|Ph.D Student||Yakov Altshuler Anna|
|Subject||Iluninating Early Stages of Differentation of Pluripotent|
and Limbal Stem Cells
|Department||Department of Medicine||Supervisor||Professor Ruby Shalom-Feuerste|
|Full Thesis text|
Stem cells (SCs) hold a huge potential in regenerative medicine, study of embryonic development, disease modeling and drug screening. While pluripotent SCs (PSCs) are found in the early stage of embryogenesis, generating the entire organism, adult SCs (ASCs) possess a more restricted potential of producing cell types of a particular lineage, compensating for tissue cell loss. The mechanisms by which SCs self-renew and differentiate are poorly understood. Consequently, the applications of these SCs in research, drug discovery and cell therapy are limited.
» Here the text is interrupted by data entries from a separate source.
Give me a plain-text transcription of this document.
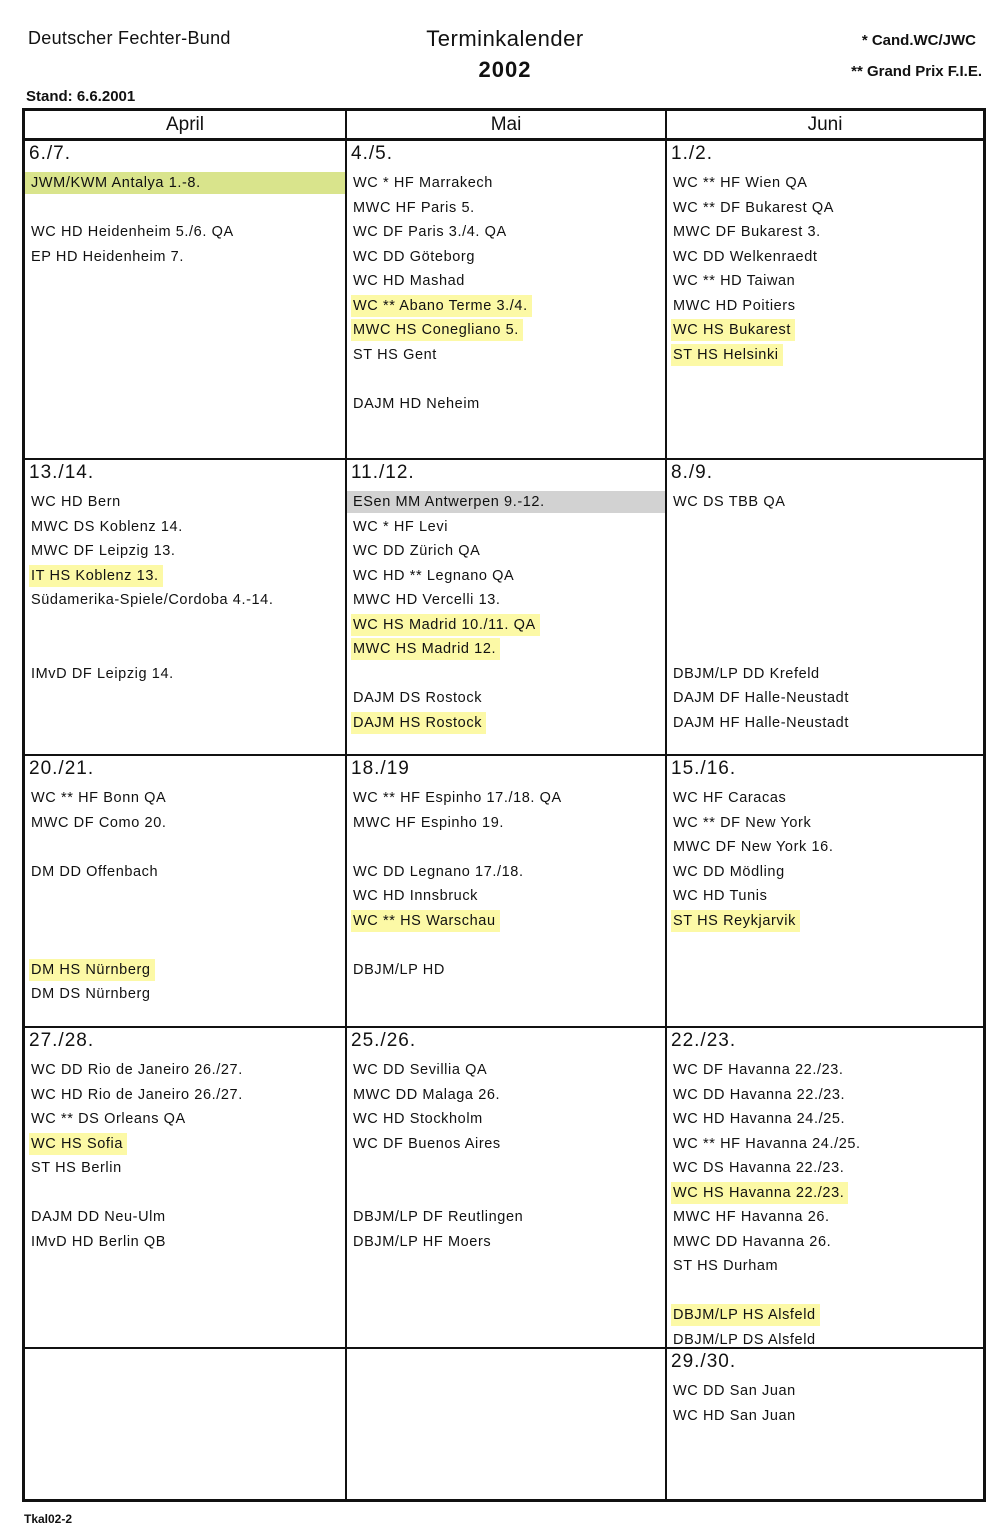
Deutscher Fechter-Bund	Terminkalender
2002
* Cand.WC/JWC
** Grand Prix F.I.E.
Stand: 6.6.2001
April	Mai	Juni
6./7.
JWM/KWM Antalya 1.-8.
WC HD Heidenheim 5./6. QA
EP HD Heidenheim 7.
4./5.
WC * HF Marrakech
MWC HF Paris 5.
WC DF Paris 3./4. QA
WC DD Göteborg
WC HD Mashad
WC ** Abano Terme 3./4.
MWC HS Conegliano 5.
ST HS Gent
DAJM HD Neheim
1./2.
WC ** HF Wien QA
WC ** DF Bukarest QA
MWC DF Bukarest 3.
WC DD Welkenraedt
WC ** HD Taiwan
MWC HD Poitiers
WC HS Bukarest
ST HS Helsinki
13./14.
WC HD Bern
MWC DS Koblenz 14.
MWC DF Leipzig 13.
IT HS Koblenz 13.
Südamerika-Spiele/Cordoba 4.-14.
IMvD DF Leipzig 14.
11./12.
ESen MM Antwerpen 9.-12.
WC * HF Levi
WC DD Zürich QA
WC HD ** Legnano QA
MWC HD Vercelli 13.
WC HS Madrid 10./11. QA
MWC HS Madrid 12.
DAJM DS Rostock
DAJM HS Rostock
8./9.
WC DS TBB QA
DBJM/LP DD Krefeld
DAJM DF Halle-Neustadt
DAJM HF Halle-Neustadt
20./21.
WC ** HF Bonn QA
MWC DF Como 20.
DM DD Offenbach
DM HS Nürnberg
DM DS Nürnberg
18./19
WC ** HF Espinho 17./18. QA
MWC HF Espinho 19.
WC DD Legnano 17./18.
WC HD Innsbruck
WC ** HS Warschau
DBJM/LP HD
15./16.
WC HF Caracas
WC ** DF New York
MWC DF New York 16.
WC DD Mödling
WC HD Tunis
ST HS Reykjarvik
27./28.
WC DD Rio de Janeiro 26./27.
WC HD Rio de Janeiro 26./27.
WC ** DS Orleans QA
WC HS Sofia
ST HS Berlin
DAJM DD Neu-Ulm
IMvD HD Berlin QB
25./26.
WC DD Sevillia QA
MWC DD Malaga 26.
WC HD Stockholm
WC DF Buenos Aires
DBJM/LP DF Reutlingen
DBJM/LP HF Moers
22./23.
WC DF Havanna 22./23.
WC DD Havanna 22./23.
WC HD Havanna 24./25.
WC ** HF Havanna 24./25.
WC DS Havanna 22./23.
WC HS Havanna 22./23.
MWC HF Havanna 26.
MWC DD Havanna 26.
ST HS Durham
DBJM/LP HS Alsfeld
DBJM/LP DS Alsfeld
29./30.
WC DD San Juan
WC HD San Juan
Tkal02-2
Embryonic SCs (ESCs) are PSCs that are derived from the inner cell mass of blastocyst stage embryo and are considered as the most “naïve” and undifferentiated cells. The blastocyst develops into epiblast which contains slightly differentiated so-called “primed” PSCs. Interestingly, while murine ESCs (mESCs) are stabilized in culture in naïve state, human ESC (hESCs) are stabilized in primed state. Notably, primed state is (i) considered as less potent, (ii) less efficiently amenable for genetic manipulations and (iii) differentiation. The fact that hESCs are primed raised unmet need for clarifying the mechanisms underlying the transition between these states.
The convention to primed state is hallmarked by epithelial to mesenchymal transition, changes in metabolism and epigenetic landscape. Since these changes also hallmark neoplastic cell transformation, in the first part of my thesis, I hypothesized that oncogenic RAS may be involved in this process. Indeed, I found that RAS activity was induced upon early differentiation, or transition of naïve mESCs into the primed state. Forced expression of active RAS induced glycolysis, de novo expression of N-CADHERIN, and expression of repressive epigenetic marks. By contrast, inhibition of RAS significantly attenuated differentiation. Altogether, this study indicates that RAS controls key processes in priming of naive cells.
In the second part of the thesis, I aimed to study the cell state signature that controls the differentiation of ASCs using the cornea as a model. Although limbal epithelial SCs (LSCs) were among the first quiescent SCs (qLSCs) ever discovered, their signature and properties remain largely unknown. I combined single-cell RNA sequencing and quantitative lineage tracing for analysis of murine limbal epithelium. The data revealed the co-existence of two novel LSC populations: (i) the “outer” limbus contains widespread population of qLSCs that uniformly express Krt15/Gpha2/Ifitm3/Cd63 proteins, and play role mainly in boundary formation and (ii) the “inner” limbus contains active LSCs (aLSCs) that express Krt15-GFP/Atf3/Mt1-2/Socs3 and participate in corneal epithelial homeostasis. Quantitative lineage tracing revealed that both populations follow stochastic rules of self-renewal and differentiation, while qLSCs generate aLSCs. Moreover, I discovered that T cells serve as niche cells regulating quiescence and wound response. Taken together, we revealed the co-existence of two novel LSC populations, their hierarchy, cell state signature and function.
Conclusively, this study shed light on key regulatory mechanisms that modulate SC (i.e. PSC and LSC) self-renewal of differentiation. The identification of the genetic signature of SCs and their regulatory network opens new avenues for research and optimal application of SCs in regenerative medicine.